Secondly, it’s time to get a Comptroller & Auditor General who is asking these questions, and doing so publicly as they used to in the past. It is literally a constitutional office tasked with ensuring the sensible spending of public money. Would it really be that outrageous if the C&AG had asked RTE to prove that RTE on-air talent was in danger of being poached? By whom? The C&AG should be the new Dr John Harbison or Marie Cassidy: they should be a household name.

Perhaps it should even be a directly elected office…

The Government actually want you to vote against their Dublin Mayor proposals for the most cynical reasons possible.

Remember Vote No to Get Seanad Reform?

10 years ago, a very unusual alliance was assembled across the parties in Irish politics. The purpose of the alliance was to pretend they were passionately in favour of reforming Seanad Eireann to make it more democratic.

They issued leaflets, launched online campaigns, discussing ideas for reform at summer schools and debated people earnestly about the need for reform. What was most interesting about them was that up to the moment the Oireachtas passed Enda Kenny’s Seanad abolition bill many of them had spent decades, yes decades, opposing even minor reforms.

They opposed reform for very clear reasons. It was in their own own best interest to preserve the upper house in its current form, as an ejector seat for people who failed to be elected to Dail Eireann, or as a nursery for those aspiring to. But they also knew that  advocating for the status quo would simply not be popular. So overnight they became “reformers”. Sure enough when the referendum came about the proposal to abolish the Seanad was narrowly defeated and many reasonable people would say that it was probably on the basis that the majority of voters believed that they would rather retain the house but in a reformed way.

That was 10 years ago, and you have to ask yourself what happened to all those earnest reformers who promised that a No vote was a vote for reform? Some just laughed and went back to politics as usual. Some keep up the pretence, that reform is needed but there is no “consensus”, a rule which is never applied to Oireachtas salaries, funnily enough.

It was possibly the most cynical election campaign ever in Irish politics, where people who blatantly oppose something shouted for reform in public, despite the fact that they had absolutely no intention ever following through the reforms they advocated.

Until now, with the government’s proposal for a referendum to have an elected mayor for Dublin. Because there are two groups in particular who want to see the proposal defeated: opponents of Fianna Fail/Fine Gael, and…Fianna Fail/Fine Gael.

That’s the awkward reality: most of the people advocating an elected mayor IN PUBLIC are actually against it in private. Like the fake Seanad reformers, they are perfectly happy with the status quo, where councillors get €45k and a year in the spotlight without being held responsible for anything.

But they don’t want to admit it in public, and so spend years debating what would be the perfect form of elected mayor, and bouncing it between citizen assemblies and Oireachtas committees all with the intention of never genuinely pushing it.

Don’t believe me? Look at the half-assed campaigns FF/FG ran for the mayoral campaigns in Limerick, Cork and Waterford. Why did they even pick just those counties? Why not hold a vote in every county on the same day? Because that would have created a national debate, and we would have ended up with a dozen or so countries voting for elected mayors and it would then be a reality. Instead, the three county referendum was neither here nor there, a fig leaf to wave to see how committed they were to reform but not on a national scale.
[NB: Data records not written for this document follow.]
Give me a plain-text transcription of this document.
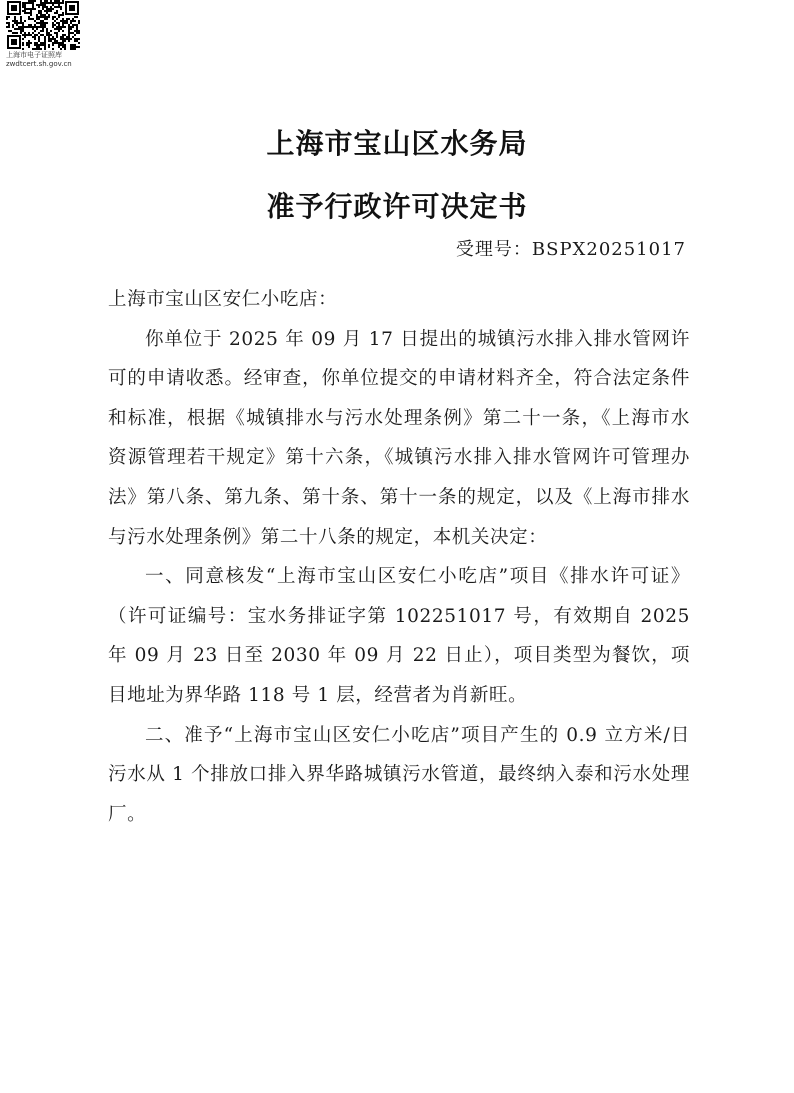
上海市电子证照库
zwdtcert.sh.gov.cn
上海市宝山区水务局
准予行政许可决定书
受理号：BSPX20251017

上海市宝山区安仁小吃店：

你单位于 2025 年 09 月 17 日提出的城镇污水排入排水管网许可的申请收悉。经审查，你单位提交的申请材料齐全，符合法定条件和标准，根据《城镇排水与污水处理条例》第二十一条，《上海市水资源管理若干规定》第十六条，《城镇污水排入排水管网许可管理办法》第八条、第九条、第十条、第十一条的规定，以及《上海市排水与污水处理条例》第二十八条的规定，本机关决定：

一、同意核发“上海市宝山区安仁小吃店”项目《排水许可证》（许可证编号：宝水务排证字第 102251017 号，有效期自 2025 年 09 月 23 日至 2030 年 09 月 22 日止），项目类型为餐饮，项目地址为界华路 118 号 1 层，经营者为肖新旺。

二、准予“上海市宝山区安仁小吃店”项目产生的 0.9 立方米/日污水从 1 个排放口排入界华路城镇污水管道，最终纳入泰和污水处理厂。
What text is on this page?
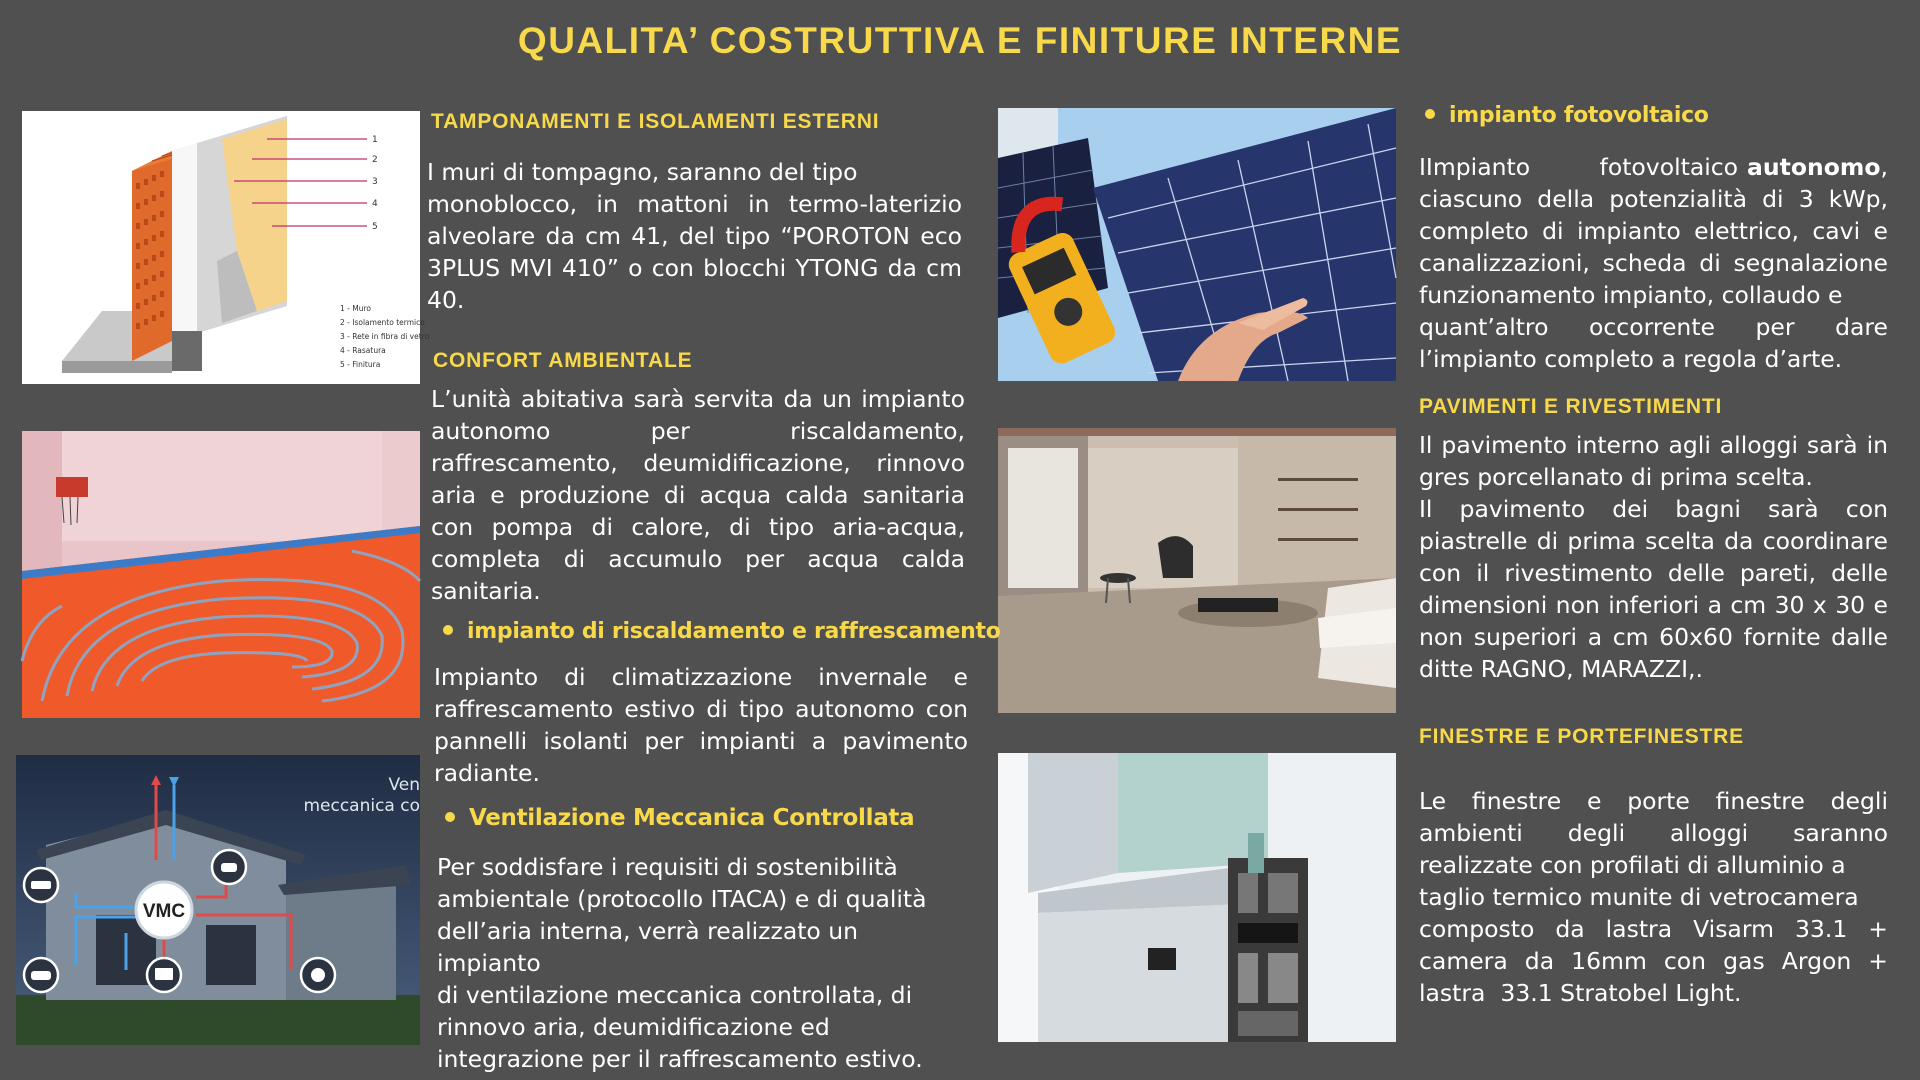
QUALITA’ COSTRUTTIVA E FINITURE INTERNE
1
2
3
4
5
1 - Muro
2 - Isolamento termico
3 - Rete in fibra di vetro
4 - Rasatura
5 - Finitura
VMC
Ven
meccanica co
TAMPONAMENTI E ISOLAMENTI ESTERNI
I muri di tompagno, saranno del tipo
monoblocco, in mattoni in termo-laterizio
alveolare da cm 41, del tipo “POROTON eco
3PLUS MVI 410” o con blocchi YTONG da cm
40.
CONFORT AMBIENTALE
L’unità abitativa sarà servita da un impianto
autonomo per riscaldamento,
raffrescamento, deumidificazione, rinnovo
aria e produzione di acqua calda sanitaria
con pompa di calore, di tipo aria-acqua,
completa di accumulo per acqua calda
sanitaria.
impianto di riscaldamento e raffrescamento
Impianto di climatizzazione invernale e
raffrescamento estivo di tipo autonomo con
pannelli isolanti per impianti a pavimento
radiante.
Ventilazione Meccanica Controllata
Per soddisfare i requisiti di sostenibilità
ambientale (protocollo ITACA) e di qualità
dell’aria interna, verrà realizzato un impianto
di ventilazione meccanica controllata, di
rinnovo aria, deumidificazione ed
integrazione per il raffrescamento estivo.
impianto fotovoltaico
IImpianto fotovoltaico autonomo,
ciascuno della potenzialità di 3 kWp,
completo di impianto elettrico, cavi e
canalizzazioni, scheda di segnalazione
funzionamento impianto, collaudo e
quant’altro occorrente per dare
l’impianto completo a regola d’arte.
PAVIMENTI E RIVESTIMENTI
Il pavimento interno agli alloggi sarà in
gres porcellanato di prima scelta.
Il pavimento dei bagni sarà con
piastrelle di prima scelta da coordinare
con il rivestimento delle pareti, delle
dimensioni non inferiori a cm 30 x 30 e
non superiori a cm 60x60 fornite dalle
ditte RAGNO, MARAZZI,.
FINESTRE E PORTEFINESTRE
Le finestre e porte finestre degli
ambienti degli alloggi saranno
realizzate con profilati di alluminio a
taglio termico munite di vetrocamera
composto da lastra Visarm 33.1 +
camera da 16mm con gas Argon +
lastra  33.1 Stratobel Light.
But the greatest most cynical ploy of the proposed referendum will be that the people who oppose everything FF/FG do will be thinking they’re sticking it to the two parties by voting no, when they are actually voting for the status quo FF/FG and others want. They vote no thinking “fuck the politicians” and in reality voting to preserve the status quo the politicians really want.

Don’t believe me? Look how quickly Seanad reform was abandoned as soon as Seanad abolition was off the table.